W ręce takich oto ludzi złożyliśmy swój los
Premier Mateusz Morawiecki obiecał, że do końca października rząd złoży do Komisji Europejskiej wniosek o wypłatę pierwszej transzy pieniędzy z Funduszu Odbudowy na realizację Krajowego Planu Odbudowy. Morawiecki znowu kłamał, bo wniosku oczywiście nie złożył. Teraz zapewnia, że trwają intensywne prace nad przygotowaniem wniosku i w ciągu trzech tygodni powinien być gotowy. Niektórzy twierdzą, że PiS celowo blokuje te pieniądze, bo łatwiej będzie bez nich wygrać wybory. Szczerze zresztą mówił o tym Waldemar Buda. Ale w tle czai się także Zbigniew Ziobro, który może trzymać Morawieckiego za grzywę.
Październik minął, mamy 3 listopada, a wniosek o pieniądze nie został złożony. Teraz Morawiecki równie pewnym głosem przekonuje, że trwają intensywne prace nad przygotowaniem wniosku. Mówi to takim tonem, że słuchając go człowiek ma wrażenie, iż cała grupa trzymająca władzę w Polsce rzuciła się do roboty nad wnioskiem. Ma on być gotowy najpóźniej za trzy tygodnie. Oczywiście nikt Morawieckiemu nie wierzy, bo wszyscy wiedzą jak to z nim jest i jaką wagę ten osobnik przykłada do wypowiadanych przez siebie słów.

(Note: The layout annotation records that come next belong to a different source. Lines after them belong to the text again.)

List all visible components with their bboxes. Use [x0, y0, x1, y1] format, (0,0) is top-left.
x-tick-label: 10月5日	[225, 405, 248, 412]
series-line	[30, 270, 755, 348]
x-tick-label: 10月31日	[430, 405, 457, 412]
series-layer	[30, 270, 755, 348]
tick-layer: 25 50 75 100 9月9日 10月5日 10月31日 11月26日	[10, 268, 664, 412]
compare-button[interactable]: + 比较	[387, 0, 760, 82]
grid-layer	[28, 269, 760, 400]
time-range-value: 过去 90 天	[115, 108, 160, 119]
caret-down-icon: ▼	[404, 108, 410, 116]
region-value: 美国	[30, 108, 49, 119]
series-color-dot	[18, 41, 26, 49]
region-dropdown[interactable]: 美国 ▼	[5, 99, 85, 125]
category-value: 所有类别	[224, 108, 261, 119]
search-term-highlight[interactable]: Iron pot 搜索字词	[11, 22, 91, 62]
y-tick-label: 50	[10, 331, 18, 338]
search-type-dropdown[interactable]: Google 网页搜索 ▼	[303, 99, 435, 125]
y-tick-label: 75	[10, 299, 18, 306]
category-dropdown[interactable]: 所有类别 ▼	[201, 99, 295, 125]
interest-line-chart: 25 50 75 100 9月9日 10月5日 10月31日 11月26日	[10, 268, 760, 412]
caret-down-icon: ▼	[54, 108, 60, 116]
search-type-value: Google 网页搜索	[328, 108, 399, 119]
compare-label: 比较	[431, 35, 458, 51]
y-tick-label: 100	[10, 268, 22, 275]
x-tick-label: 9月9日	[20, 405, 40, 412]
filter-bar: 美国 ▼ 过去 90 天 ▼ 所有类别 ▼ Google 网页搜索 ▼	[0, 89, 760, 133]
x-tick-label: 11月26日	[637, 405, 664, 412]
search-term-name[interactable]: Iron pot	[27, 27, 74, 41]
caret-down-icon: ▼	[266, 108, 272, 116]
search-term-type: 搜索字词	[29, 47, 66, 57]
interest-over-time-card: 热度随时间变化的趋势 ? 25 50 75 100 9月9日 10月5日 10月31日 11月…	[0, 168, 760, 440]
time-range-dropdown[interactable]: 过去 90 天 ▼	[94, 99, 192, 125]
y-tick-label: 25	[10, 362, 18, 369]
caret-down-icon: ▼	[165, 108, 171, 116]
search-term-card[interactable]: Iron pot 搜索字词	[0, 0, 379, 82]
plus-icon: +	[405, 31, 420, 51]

Zresztą tajemnicą poliszynela jest, że rządzący celowo blokują należne Polsce pieniądze z Funduszu Odbudowy. Strategię tę wypaplał w jednym z wywiadów minister rozwoju i technologii Waldemar Buda. Pod koniec września ten były radca prawny w Urzędzie Miasta Rawa Mazowiecka powiedział, że doświadczenia włoskie pokazują, że blokowanie środków z Funduszu Odbudowy ułatwią tak zwanej zjednoczonej prawicy wygranie wyborów w 2023 roku. Strategię grupy trzymającej władzę zdają się potwierdzać słowa jej szefa. Na jednym ze spotkań ze swoimi wyznawcami Jarosław Kaczyński powiedział, że jeśli jego ferajna wygra wybory, to pojawią się również pieniądze z Funduszu Odbudowy.
Jest jeszcze jeden aspekt sprawy, który wiąże się z ministrem sprawiedliwości i prokuratorem generalnym Zbigniewem Ziobro. Wiadomo przecież, że Ziobro jest zdecydowanym przeciwnikiem brania pieniędzy z Fundusy Odbudowy w zamian za praworządność. Wiadomo też, że Ziobro szantażuje grupę trzymającą władzę strasząc, że za jego sprawą straci ona większość w Sejmie. A dzisiaj (3 listopada) rozeszła się wieść, że grupa Kaczyńskiego wycofała z porządku obrad Sejmu projekt tak zwanej ustawy abolicyjnej.
Uchwalenie ustawy abolicyjnej miała zwolnić z odpowiedzialności karnej kierownictwo samorządów, które udostępniły Poczcie Polskiej listy wyborców przed ostatnimi wyborami prezydenckimi, łamiąc w ten sposób prawo. Projekt nader kontrowersyjny, a w takich przypadkach tak zwana zjednoczona prawica szczególnie musi zwierać szeregi, aby nie okazało się, że przegrywa głosowanie, bo tak naprawdę jej przewaga w Sejmie wisi na włosku.
Politycy opozycji po wycofaniu projektu tej ustawy komentowali, że pewnie Ziobro postawił jakieś warunki i teraz zaczną się z nim targi. Niewykluczone, że chodzi między innymi o pieniądze na KPO – już jakiś czas temu Ziobro mógł zagrozić, że jego ugrupowanie nie poprze projektu ustawy abolicyjnej, jeśli rząd złoży wniosek do Komisji Europejskiej o pieniądze z Funduszu Odbudowy. Mogło też chodzić o inne żądania Ziobry.
W takim oto państwie przyszło nam żyć i w ręce takich oto ludzi złożyliśmy swój los. Smutne.